Impact of nitrogen doping on triazole-based graphitic carbon Nitride-TiO2 (P25) S-scheme heterojunction for improved photocatalytic hydrogen production

Abstract

Establishing an S-scheme heterojunction is a promising method for increasing the photocatalytic activity of synthetic materials. In this study, nitrogen-doped g-C₃N₅/TiO₂ S-scheme photocatalysts have been synthesized and examined for photocatalytic hydrogen production using thermal decomposition methods. Nitrogen-doped g-C₃N₅/TiO₂ composites performed better than pure nitrogen-doped g-C₃N₅ and TiO₂ alone.
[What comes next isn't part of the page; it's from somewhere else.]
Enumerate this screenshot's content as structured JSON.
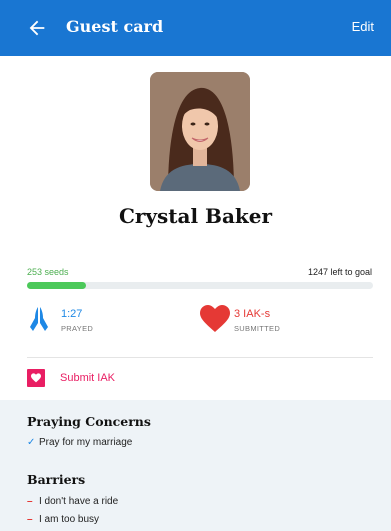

Using experiments and density functional theory (DFT) calculations, nitrogen (N) doping was identified as being introduced by replacing the carbon (C) atoms in the matrix of g-C₃N₅. In addition to its narrow band gap, N-doped g-C₃N₅ showed efficient carrier separation and charge transfer, resulting in the enhanced absorption of visible light and photocatalytic activity. DFT, XPS, optical property characteristics, and PL spectra confirmed these findings, which were attributed to the successful nitrogen doping, and the composite was proven to be a potential candidate for photocatalytic hydrogen generation under light irradiation. The quantity of H₂ produced from the nitrogen-doped g-C₃N₅/TiO₂ composite for 3 hours (3515.1 μmol g⁻¹) was about three times that of N-doped g-C₃N₅. The H₂ production percentage of the nitrogen-doped g-C₃N₅/TiO₂ catalyst with Pt as the cocatalyst was improved by nearly ten times as compared to N-doped g-C₃N₅/TiO₂ without a cocatalyst. Herein, we report the successful preparation of the N-doped g-C₃N₅/TiO₂ S-scheme heterojunction and highlight a simple and efficient catalyst for energy storage requirements and environmental monitoring.